Scientific classification
- Kingdom: Fungi
- Division: Ascomycota
- Class: Lecanoromycetes
- Order: Peltigerales
- Family: Peltigeraceae
- Genus: Lobaria
- Species: L. anthraspis
- Binomial name: Lobaria anthraspis (Ach.) T.Sprib. & McCune (2014)
- Synonyms: Anomalobaria anthraspis (Ach.) B.Moncada & Lücking (2013); Cyanisticta anthraspis (Ach.) Gyeln. (1937); Lichen filix * anthraspis (Ach.) Lam. (1813); Pseudocyphellaria anthraspis (Ach.) H.Magn. (1939); Sticta anthraspis Ach. (1803); Stictina anthraspis (Ach.) Nyl. (1890); Stictina faveolata * anthraspis (Ach.) Nyl. (1868);

= Lobaria anthraspis =

- Authority: (Ach.) T.Sprib. & McCune (2014)
- Conservation status: G4
- Synonyms: Anomalobaria anthraspis (Ach.) B.Moncada & Lücking (2013), Cyanisticta anthraspis (Ach.) Gyeln. (1937), Lichen filix * anthraspis (Ach.) Lam. (1813), Pseudocyphellaria anthraspis (Ach.) H.Magn. (1939), Sticta anthraspis Ach. (1803), Stictina anthraspis (Ach.) Nyl. (1890), Stictina faveolata * anthraspis (Ach.) Nyl. (1868)

Species of lichen

Lobaria anthraspis is a species of foliose lichen in the subfamily Lobarioidiae of the family Peltigeraceae.
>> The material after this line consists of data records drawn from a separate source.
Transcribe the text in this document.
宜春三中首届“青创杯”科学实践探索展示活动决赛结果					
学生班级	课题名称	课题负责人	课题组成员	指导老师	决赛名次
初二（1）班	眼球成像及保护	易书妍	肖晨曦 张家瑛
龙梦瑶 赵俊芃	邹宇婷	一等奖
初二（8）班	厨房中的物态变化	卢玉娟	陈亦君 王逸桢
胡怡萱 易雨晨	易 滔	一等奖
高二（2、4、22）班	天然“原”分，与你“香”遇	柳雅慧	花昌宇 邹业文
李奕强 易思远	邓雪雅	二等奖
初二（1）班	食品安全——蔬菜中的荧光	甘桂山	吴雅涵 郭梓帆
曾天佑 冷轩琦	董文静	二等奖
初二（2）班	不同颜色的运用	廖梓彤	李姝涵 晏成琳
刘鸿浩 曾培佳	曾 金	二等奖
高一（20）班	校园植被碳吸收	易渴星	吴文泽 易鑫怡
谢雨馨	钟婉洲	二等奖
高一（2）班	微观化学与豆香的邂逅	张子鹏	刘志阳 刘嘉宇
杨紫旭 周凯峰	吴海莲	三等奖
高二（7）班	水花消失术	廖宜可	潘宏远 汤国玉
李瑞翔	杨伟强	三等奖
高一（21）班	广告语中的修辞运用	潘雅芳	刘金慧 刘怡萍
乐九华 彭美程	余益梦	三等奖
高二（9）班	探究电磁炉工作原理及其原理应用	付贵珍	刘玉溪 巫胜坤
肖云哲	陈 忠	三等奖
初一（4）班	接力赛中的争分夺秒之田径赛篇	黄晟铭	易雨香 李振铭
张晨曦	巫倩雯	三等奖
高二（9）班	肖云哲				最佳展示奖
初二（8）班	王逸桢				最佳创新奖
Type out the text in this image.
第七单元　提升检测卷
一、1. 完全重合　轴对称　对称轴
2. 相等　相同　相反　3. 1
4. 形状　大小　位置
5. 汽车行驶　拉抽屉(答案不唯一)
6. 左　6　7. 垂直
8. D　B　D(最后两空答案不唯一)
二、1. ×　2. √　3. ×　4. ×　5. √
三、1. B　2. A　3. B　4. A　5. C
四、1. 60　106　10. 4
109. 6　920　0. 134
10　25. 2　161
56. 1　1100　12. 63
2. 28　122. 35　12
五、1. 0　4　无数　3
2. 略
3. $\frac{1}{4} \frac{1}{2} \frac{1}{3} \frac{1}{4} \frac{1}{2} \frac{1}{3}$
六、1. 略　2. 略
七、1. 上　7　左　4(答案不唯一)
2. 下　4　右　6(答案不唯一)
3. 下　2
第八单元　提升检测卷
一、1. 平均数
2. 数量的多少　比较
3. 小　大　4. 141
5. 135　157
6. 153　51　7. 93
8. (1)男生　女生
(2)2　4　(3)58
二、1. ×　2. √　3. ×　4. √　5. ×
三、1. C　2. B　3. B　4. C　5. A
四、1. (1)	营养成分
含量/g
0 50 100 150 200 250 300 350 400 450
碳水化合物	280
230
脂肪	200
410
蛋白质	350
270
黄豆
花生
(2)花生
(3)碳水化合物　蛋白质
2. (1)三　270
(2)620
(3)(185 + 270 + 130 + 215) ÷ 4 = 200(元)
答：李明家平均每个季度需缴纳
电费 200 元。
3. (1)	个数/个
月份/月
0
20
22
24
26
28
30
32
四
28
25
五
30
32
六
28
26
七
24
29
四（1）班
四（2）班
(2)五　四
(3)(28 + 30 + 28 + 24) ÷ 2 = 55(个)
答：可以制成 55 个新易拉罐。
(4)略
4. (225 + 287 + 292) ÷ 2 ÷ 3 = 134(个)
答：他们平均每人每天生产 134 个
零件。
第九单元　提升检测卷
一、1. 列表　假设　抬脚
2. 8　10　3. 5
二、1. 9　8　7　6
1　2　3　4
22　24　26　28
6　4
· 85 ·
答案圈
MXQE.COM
It was originally named Sticta anthraspis by pioneer lichenologist Erik Acharius in 1803. In 1939, Swedish botanist Adolf Hugo Magnusson proposed a transfer to genus Pseudocyphellaria, and it was considered a member of that genus for several decades, until the advent of modern molecular phylogenetics led to refinements and reorganisation of family Peltigeraceae. Toby Spribille and Bruce McCune transferred it to Lobaria in 2014.